Garry Cox is in a fight with Madonna. Okay, that’s a stretch. But one time, about 10 years ago, the Material Girl sicced her bodyguards on Cox when he dared take a picture of her—makeup-free—in a New York City hotel. “Who are you with?” the bodyguards asked as they tried to grab the camera from what they thought was a paparazzo. “Where are you from?” Our hero answered, “I’m Garry Cox, and I’m from Grand Prairie, Texas.” He ended up making her security detail laugh and got to keep the film—which, incidentally, didn’t turn out. “It was great,” Cox says.
Garry Cox and Don McDermett's Home at the Claridge09.10
(left) The sophisticated entry of the apartment features Macassar Ebony paneling installed by Nicky Oates, a white marble bust of Poirot purchased in Buenos Aires, a French 1930s Deco console from John Gregory, an antique gilt mirror, faceted side lamps from the Jan Showers Collection, and an antique French chandelier from John Gregory. (right) In the living room, a map of Rome (circa Pope Benedict the 14th) hangs above a burled walnut desk custom designed by Woods & Butler and an Art Deco Wheat lamp from Jan Showers.photography by Aimee Herring
These are the kinds of stories that make snagging an invite for dinner at Garry Cox and Don McDermett’s sky-high home so special. The enthusiasm they have for life is catching, and that sense of optimism extends to the home itself. When they visited The Claridge five years ago, the unit was a very different place. “An elderly couple had lived there,” Cox explains. “There was yellow carpet. And the woman collected porcelain, so there were old-fashioned canned lights everywhere, shining on her pieces.” Luckily, they were able to look beyond the twinkle and see what a great buy the space was.
During the remodel the duo’s optimism once again came in handy, as the transformation was hardly immediate. “We did it in three phases—as money permitted,” Cox says with a laugh. The biggest project? The Macassar Ebony paneling in the entry. “After we got in there, I wanted something to warm it up,” Cox says. “I saw a picture of some cabinets, and we ended up doing the whole back wall in something similar.” The entire process took “a lifetime,” Cox jokes. It actually took about four months—wood had to be chosen, 20 layers of lacquer applied—before the panels were fabricated and installed by Nicky Oates.

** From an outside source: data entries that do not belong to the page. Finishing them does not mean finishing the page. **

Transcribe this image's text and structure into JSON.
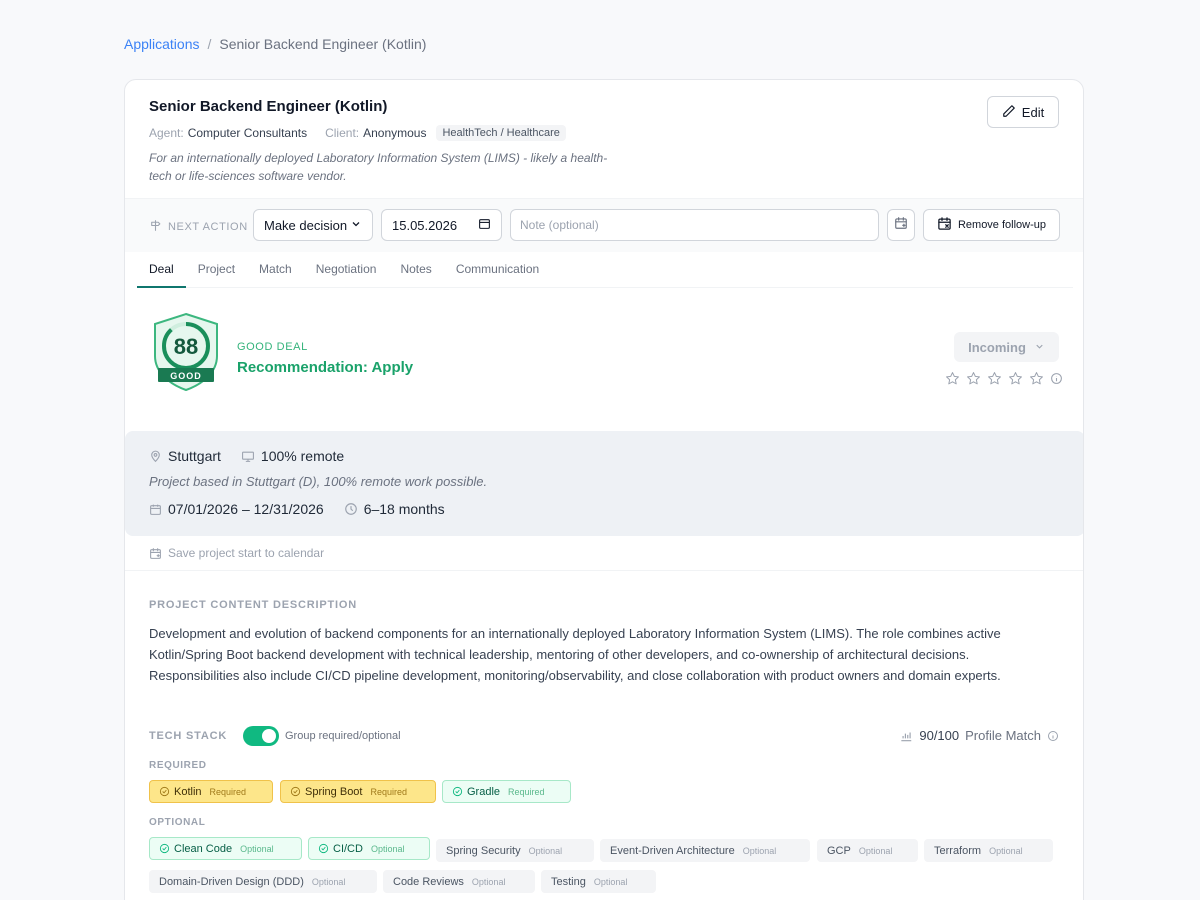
{
  "breadcrumb": {
    "root": "Applications",
    "separator": "/",
    "current": "Senior Backend Engineer (Kotlin)"
  },
  "header": {
    "title": "Senior Backend Engineer (Kotlin)",
    "agent_label": "Agent:",
    "agent": "Computer Consultants",
    "client_label": "Client:",
    "client": "Anonymous",
    "industry_tag": "HealthTech / Healthcare",
    "description": "For an internationally deployed Laboratory Information System (LIMS) - likely a health-tech or life-sciences software vendor.",
    "edit_label": "Edit"
  },
  "next_action": {
    "label": "NEXT ACTION",
    "selected": "Make decision",
    "date": "15.05.2026",
    "note_placeholder": "Note (optional)",
    "remove_label": "Remove follow-up"
  },
  "tabs": [
    "Deal",
    "Project",
    "Match",
    "Negotiation",
    "Notes",
    "Communication"
  ],
  "deal": {
    "score": "88",
    "score_label": "GOOD",
    "category": "GOOD DEAL",
    "recommendation": "Recommendation: Apply",
    "status": "Incoming",
    "rating": 0,
    "rating_max": 5
  },
  "location": {
    "city": "Stuttgart",
    "remote": "100% remote",
    "description": "Project based in Stuttgart (D), 100% remote work possible.",
    "dates": "07/01/2026 – 12/31/2026",
    "duration": "6–18 months",
    "save_calendar": "Save project start to calendar"
  },
  "content": {
    "title": "PROJECT CONTENT DESCRIPTION",
    "text": "Development and evolution of backend components for an internationally deployed Laboratory Information System (LIMS). The role combines active Kotlin/Spring Boot backend development with technical leadership, mentoring of other developers, and co-ownership of architectural decisions. Responsibilities also include CI/CD pipeline development, monitoring/observability, and close collaboration with product owners and domain experts."
  },
  "tech_stack": {
    "title": "TECH STACK",
    "toggle_label": "Group required/optional",
    "toggle_on": true,
    "match_score": "90/100",
    "match_label": "Profile Match",
    "required_label": "REQUIRED",
    "optional_label": "OPTIONAL",
    "required": [
      {
        "name": "Kotlin",
        "tag": "Required"
      },
      {
        "name": "Spring Boot",
        "tag": "Required"
      },
      {
        "name": "Gradle",
        "tag": "Required"
      }
    ],
    "optional": [
      {
        "name": "Clean Code",
        "tag": "Optional"
      },
      {
        "name": "CI/CD",
        "tag": "Optional"
      },
      {
        "name": "Spring Security",
        "tag": "Optional"
      },
      {
        "name": "Event-Driven Architecture",
        "tag": "Optional"
      },
      {
        "name": "GCP",
        "tag": "Optional"
      },
      {
        "name": "Terraform",
        "tag": "Optional"
      },
      {
        "name": "Domain-Driven Design (DDD)",
        "tag": "Optional"
      },
      {
        "name": "Code Reviews",
        "tag": "Optional"
      },
      {
        "name": "Testing",
        "tag": "Optional"
      }
    ]
  },
  "colors": {
    "accent": "#10b981",
    "link": "#3b82f6",
    "good": "#1aa26a",
    "required_chip": "#fde68a"
  }
}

High-rise living agrees with Cox and McDermett. Both are successful businessmen—Cox owns Garry Cox & Company Salon at Stanley Korshak, and McDermett is a corporate lawyer at Baker Botts. “We really like the convenience of it,” Cox says. “We can lock up and go.” He also cites the location (“We can walk to Parigi,” he says), security, and a staff that does everything from perform dog-walking duties to airport runs as reasons they love The Claridge. They also love the people in their building. “We have a good social group. We do happy hours every other month,” Cox says. “And there’s the pool group—the same eight of us are out there every Sunday.”

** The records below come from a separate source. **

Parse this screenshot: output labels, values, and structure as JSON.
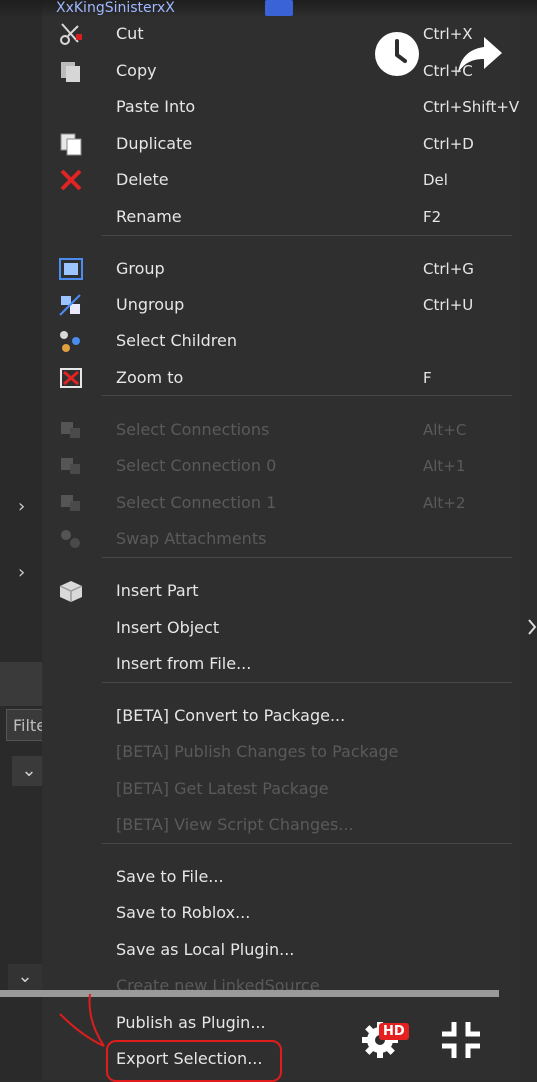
{
  "explorer_top": {
    "item_label": "XxKingSinisterxX"
  },
  "context_menu": {
    "items": [
      {
        "label": "Cut",
        "shortcut": "Ctrl+X",
        "icon": "scissors-icon",
        "enabled": true
      },
      {
        "label": "Copy",
        "shortcut": "Ctrl+C",
        "icon": "copy-icon",
        "enabled": true
      },
      {
        "label": "Paste Into",
        "shortcut": "Ctrl+Shift+V",
        "icon": "",
        "enabled": true
      },
      {
        "label": "Duplicate",
        "shortcut": "Ctrl+D",
        "icon": "duplicate-icon",
        "enabled": true
      },
      {
        "label": "Delete",
        "shortcut": "Del",
        "icon": "delete-x-icon",
        "enabled": true
      },
      {
        "label": "Rename",
        "shortcut": "F2",
        "icon": "",
        "enabled": true
      },
      {
        "label": "Group",
        "shortcut": "Ctrl+G",
        "icon": "group-icon",
        "enabled": true
      },
      {
        "label": "Ungroup",
        "shortcut": "Ctrl+U",
        "icon": "ungroup-icon",
        "enabled": true
      },
      {
        "label": "Select Children",
        "shortcut": "",
        "icon": "select-children-icon",
        "enabled": true
      },
      {
        "label": "Zoom to",
        "shortcut": "F",
        "icon": "zoom-to-icon",
        "enabled": true
      },
      {
        "label": "Select Connections",
        "shortcut": "Alt+C",
        "icon": "connections-icon",
        "enabled": false
      },
      {
        "label": "Select Connection 0",
        "shortcut": "Alt+1",
        "icon": "connection-0-icon",
        "enabled": false
      },
      {
        "label": "Select Connection 1",
        "shortcut": "Alt+2",
        "icon": "connection-1-icon",
        "enabled": false
      },
      {
        "label": "Swap Attachments",
        "shortcut": "",
        "icon": "swap-attachments-icon",
        "enabled": false
      },
      {
        "label": "Insert Part",
        "shortcut": "",
        "icon": "part-cube-icon",
        "enabled": true
      },
      {
        "label": "Insert Object",
        "shortcut": "",
        "icon": "",
        "enabled": true
      },
      {
        "label": "Insert from File...",
        "shortcut": "",
        "icon": "",
        "enabled": true
      },
      {
        "label": "[BETA] Convert to Package...",
        "shortcut": "",
        "icon": "",
        "enabled": true
      },
      {
        "label": "[BETA] Publish Changes to Package",
        "shortcut": "",
        "icon": "",
        "enabled": false
      },
      {
        "label": "[BETA] Get Latest Package",
        "shortcut": "",
        "icon": "",
        "enabled": false
      },
      {
        "label": "[BETA] View Script Changes...",
        "shortcut": "",
        "icon": "",
        "enabled": false
      },
      {
        "label": "Save to File...",
        "shortcut": "",
        "icon": "",
        "enabled": true
      },
      {
        "label": "Save to Roblox...",
        "shortcut": "",
        "icon": "",
        "enabled": true
      },
      {
        "label": "Save as Local Plugin...",
        "shortcut": "",
        "icon": "",
        "enabled": true
      },
      {
        "label": "Create new LinkedSource",
        "shortcut": "",
        "icon": "",
        "enabled": false
      },
      {
        "label": "Publish as Plugin...",
        "shortcut": "",
        "icon": "",
        "enabled": true
      },
      {
        "label": "Export Selection...",
        "shortcut": "",
        "icon": "",
        "enabled": true
      }
    ]
  },
  "left_panel": {
    "filter_placeholder": "Filter"
  },
  "video_overlay": {
    "hd_badge": "HD",
    "accent_red": "#e52020",
    "annotation_color": "#e01c1c",
    "progress_fraction": 0.93
  }
}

The pair travel often—at press time, they are in Istanbul, where Cox says he will be searching for textiles and glassware for the house—and many of their favorite finds have come from journeys to Paris, New York City, and Buenos Aires. When stateside, spending time with their numerous friends is a priority. Cox likes to entertain, which might explain why the dining room is his favorite spot. “I like the dark chocolate walls—it’s very dramatic,” he says. “The table and chairs are oversized, so it’s cool to hang out there after dinner.” The size of the party can vary, and typical fare might come from The Food Company or Parigi. (They really love Parigi.) But two things are certain—there will be Veuve Clicquot and china. “I like to use the china and the whole bit. I really believe that stuff is meant to be used,” he says.
As happy as they are, do they ever think about leaving The Claridge? “I think about it, but when it comes down to doing it, I can’t,” Cox says.